Il m’a appelé, je rêvais de dire oui, de sortir de la mort qu’est ma vie actuelle, il m’a appelé et je me suis entendu dire : « je ne veux pas ». La porte s’est entrouverte, j’ai aperçu la lumière du jour et une main – est-ce vraiment la mienne ? – une main l’a saisie et refermée sur moi. La porte a claqué, j’ai sursauté et la nuit s’est faite de nouveau. C’était à moi seul que le Seigneur s’adressait, la main qui l’a repoussée c’est donc bien la mienne. Je me suis refusé à la joie de cette vie nouvelle. Me voici de nouveau dans les ténèbres, elles semblent s’être encore davantage épaissies depuis que j’ai entrevu la possibilité du jour. La voix du Seigneur s’est tue, elle a plongé dans le passé. Je lui ai dit non. Désormais, je suis perdu. Cette main tendue que j’ai rejetée ne me sera certainement plus proposée, j’ai gâché ma chance, pourquoi en aurais-je d’autres ? et, quand bien même, comment répondrais-je autrement, avec quelles forces ? 

Dans cette obscurité, continue pourtant de résonner en moi l’appel prononcé par Dieu, il s’est éloigné mais ne s’est pas tu. J’entends aussi les échos de la réponse que j’ai donnée. Ils se répondent dans le silence. « Viens dehors », « Je ne veux pas ». L’opposition est sans issue, je me refais le film et n’arrive pas à donner une autre réponse. Dieu m’appelle, répondre à son appel serait ma joie mais je ne trouve pas en moi la possibilité de le suivre. Je suis bloqué, enfermé, perdu. 
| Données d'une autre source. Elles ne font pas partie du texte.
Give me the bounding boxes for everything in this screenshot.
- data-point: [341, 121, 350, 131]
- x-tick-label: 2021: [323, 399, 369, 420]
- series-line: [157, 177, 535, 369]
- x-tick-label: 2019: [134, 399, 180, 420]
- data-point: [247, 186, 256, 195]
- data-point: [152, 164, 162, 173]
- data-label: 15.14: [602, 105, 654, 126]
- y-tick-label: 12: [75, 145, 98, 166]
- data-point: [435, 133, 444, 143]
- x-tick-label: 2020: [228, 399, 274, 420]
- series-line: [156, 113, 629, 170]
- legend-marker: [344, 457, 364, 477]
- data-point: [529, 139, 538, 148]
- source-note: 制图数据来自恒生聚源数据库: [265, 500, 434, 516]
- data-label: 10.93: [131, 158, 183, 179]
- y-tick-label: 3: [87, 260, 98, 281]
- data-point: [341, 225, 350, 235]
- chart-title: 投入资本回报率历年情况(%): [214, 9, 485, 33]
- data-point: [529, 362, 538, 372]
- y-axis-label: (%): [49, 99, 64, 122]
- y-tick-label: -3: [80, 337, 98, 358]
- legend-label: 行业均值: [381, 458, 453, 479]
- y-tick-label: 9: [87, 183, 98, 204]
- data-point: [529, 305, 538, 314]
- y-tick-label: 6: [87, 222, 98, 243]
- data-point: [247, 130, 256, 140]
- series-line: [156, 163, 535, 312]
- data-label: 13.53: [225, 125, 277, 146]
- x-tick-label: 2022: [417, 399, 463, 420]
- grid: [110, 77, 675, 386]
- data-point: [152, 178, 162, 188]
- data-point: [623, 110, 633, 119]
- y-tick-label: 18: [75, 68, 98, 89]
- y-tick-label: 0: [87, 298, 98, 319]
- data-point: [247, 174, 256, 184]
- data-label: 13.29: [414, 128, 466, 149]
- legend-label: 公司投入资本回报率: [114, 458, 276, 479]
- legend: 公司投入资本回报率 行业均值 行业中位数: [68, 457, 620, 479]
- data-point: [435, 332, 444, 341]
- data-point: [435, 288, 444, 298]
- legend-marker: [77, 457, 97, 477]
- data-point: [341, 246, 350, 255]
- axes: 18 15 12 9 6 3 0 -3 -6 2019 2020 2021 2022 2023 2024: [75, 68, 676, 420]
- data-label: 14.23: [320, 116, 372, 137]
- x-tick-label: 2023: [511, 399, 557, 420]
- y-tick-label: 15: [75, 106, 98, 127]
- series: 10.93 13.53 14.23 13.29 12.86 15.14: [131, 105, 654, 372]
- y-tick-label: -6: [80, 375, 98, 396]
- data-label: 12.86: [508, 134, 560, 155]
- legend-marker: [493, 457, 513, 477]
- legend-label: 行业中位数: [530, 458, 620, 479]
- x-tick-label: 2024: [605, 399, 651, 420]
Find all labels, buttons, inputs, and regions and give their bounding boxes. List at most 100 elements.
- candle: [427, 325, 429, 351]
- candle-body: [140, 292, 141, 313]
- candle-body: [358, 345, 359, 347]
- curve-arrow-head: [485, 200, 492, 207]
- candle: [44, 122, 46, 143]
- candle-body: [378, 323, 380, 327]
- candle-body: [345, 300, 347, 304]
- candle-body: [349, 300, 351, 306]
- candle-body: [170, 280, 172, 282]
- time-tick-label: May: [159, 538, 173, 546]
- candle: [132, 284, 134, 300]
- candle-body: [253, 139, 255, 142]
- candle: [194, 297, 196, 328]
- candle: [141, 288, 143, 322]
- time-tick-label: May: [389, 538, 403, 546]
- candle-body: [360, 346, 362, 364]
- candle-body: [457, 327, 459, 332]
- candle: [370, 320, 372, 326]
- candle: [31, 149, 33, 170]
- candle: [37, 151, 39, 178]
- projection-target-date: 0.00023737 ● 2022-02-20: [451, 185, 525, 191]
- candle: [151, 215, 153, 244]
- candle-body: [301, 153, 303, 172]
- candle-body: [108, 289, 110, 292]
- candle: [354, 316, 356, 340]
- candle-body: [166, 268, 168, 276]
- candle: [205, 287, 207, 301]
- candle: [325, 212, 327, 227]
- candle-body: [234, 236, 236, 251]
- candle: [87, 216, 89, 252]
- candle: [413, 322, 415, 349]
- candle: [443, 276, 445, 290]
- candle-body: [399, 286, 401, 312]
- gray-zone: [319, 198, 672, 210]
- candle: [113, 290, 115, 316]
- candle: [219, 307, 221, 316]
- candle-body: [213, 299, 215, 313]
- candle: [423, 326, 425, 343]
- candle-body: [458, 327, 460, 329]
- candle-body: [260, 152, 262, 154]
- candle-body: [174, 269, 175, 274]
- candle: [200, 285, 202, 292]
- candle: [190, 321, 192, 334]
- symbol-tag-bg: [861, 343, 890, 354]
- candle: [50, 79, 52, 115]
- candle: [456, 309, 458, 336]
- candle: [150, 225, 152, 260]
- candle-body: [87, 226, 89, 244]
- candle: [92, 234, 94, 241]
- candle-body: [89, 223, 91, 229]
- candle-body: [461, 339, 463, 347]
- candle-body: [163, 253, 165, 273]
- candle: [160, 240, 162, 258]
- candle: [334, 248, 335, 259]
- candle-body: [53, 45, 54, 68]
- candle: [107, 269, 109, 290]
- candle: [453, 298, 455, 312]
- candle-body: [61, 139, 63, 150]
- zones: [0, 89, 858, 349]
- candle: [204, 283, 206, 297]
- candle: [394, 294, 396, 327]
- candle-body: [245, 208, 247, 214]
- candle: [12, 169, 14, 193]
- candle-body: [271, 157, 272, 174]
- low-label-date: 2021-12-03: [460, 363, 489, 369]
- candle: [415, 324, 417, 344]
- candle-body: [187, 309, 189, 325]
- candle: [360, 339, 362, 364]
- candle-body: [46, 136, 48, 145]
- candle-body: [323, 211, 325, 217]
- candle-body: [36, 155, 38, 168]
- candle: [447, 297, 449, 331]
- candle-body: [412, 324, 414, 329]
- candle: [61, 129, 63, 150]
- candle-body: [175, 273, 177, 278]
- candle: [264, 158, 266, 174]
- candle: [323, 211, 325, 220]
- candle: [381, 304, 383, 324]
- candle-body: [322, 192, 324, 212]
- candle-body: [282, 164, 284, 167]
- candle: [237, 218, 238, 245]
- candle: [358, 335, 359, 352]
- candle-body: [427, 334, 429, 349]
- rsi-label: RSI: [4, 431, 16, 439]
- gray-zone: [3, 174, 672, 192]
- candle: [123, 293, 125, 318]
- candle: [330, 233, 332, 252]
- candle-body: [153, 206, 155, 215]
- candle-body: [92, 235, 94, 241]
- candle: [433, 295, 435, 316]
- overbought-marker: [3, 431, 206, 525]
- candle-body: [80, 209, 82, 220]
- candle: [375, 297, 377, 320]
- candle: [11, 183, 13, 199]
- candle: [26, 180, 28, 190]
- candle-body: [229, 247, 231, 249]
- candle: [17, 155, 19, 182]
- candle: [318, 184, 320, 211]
Puis, au fond de la nuit, inattendue, une musique nouvelle se lève comme un murmure, je ne comprends pas encore les mots mais il me semble qu’une possibilité s’ouvre entre la volonté divine et mon incurable refus. Sont-ce mes paroles mêmes que j’entends le Christ reprendre : « Que cette coupe passe loin de moi ! » Est-ce le Fils éternel qui parle ? J’attendais de sa bouche un nouvel appel aussi joyeux que douloureux, désirable qu’inaccessible, voilà qu’il ne se fait plus l’écho du Père mais le mien. Il s’est saisi de mon refus, il répète mon « Je ne veux pas ». Il le reprend, il ne s’y oppose pas, il en fait ses propres mots, il le garde, je sens même qu’il le purifie. Qu’en veut-il faire ? Pourrait-il en sortir quelque chose ? 

Un miracle se produit : voilà que je peux déposer mon « je ne veux pas », non plus contre lui mais en lui. C’est de l’intérieur de moi qu’il vient transformer mon être. Trois fois, il répète les mêmes paroles – « Que cette coupe passe loin de moi ! » – et déjà je sens en moi quelque chose s’ouvrir. Est-ce mon rejet qu’il me demande ? Seigneur, n’attends-tu pas de moi un « oui » ? Que pourras-tu faire de mon « je ne veux pas » ? Puisque je n’ai que cela, puisque je ne sais répondre à ton appel autrement, puisque tu me le demandes, ce refus, je te l’abandonne, fais-en ce que tu veux. 

« Que cette coupe passe loin de moi ! » Seigneur, j’ai répété tes paroles, et les suivantes sont venues, d’abord presque sans moi et puis, de plus en plus fortement, elles se sont faites miennes. Petit à petit, avec patience, tu les as prononcées pour les faire naître dans mon cœur et sur mes lèvres « Cependant, non pas comme moi, je veux, mais comme toi, tu veux ». Je ne t’ai pas caché ma résistance, je t’ai laissé y entrer, tu y es venu et tu l’as illuminée de l’intérieur, tu m’as ouvert à la joie de ta volonté. Amen.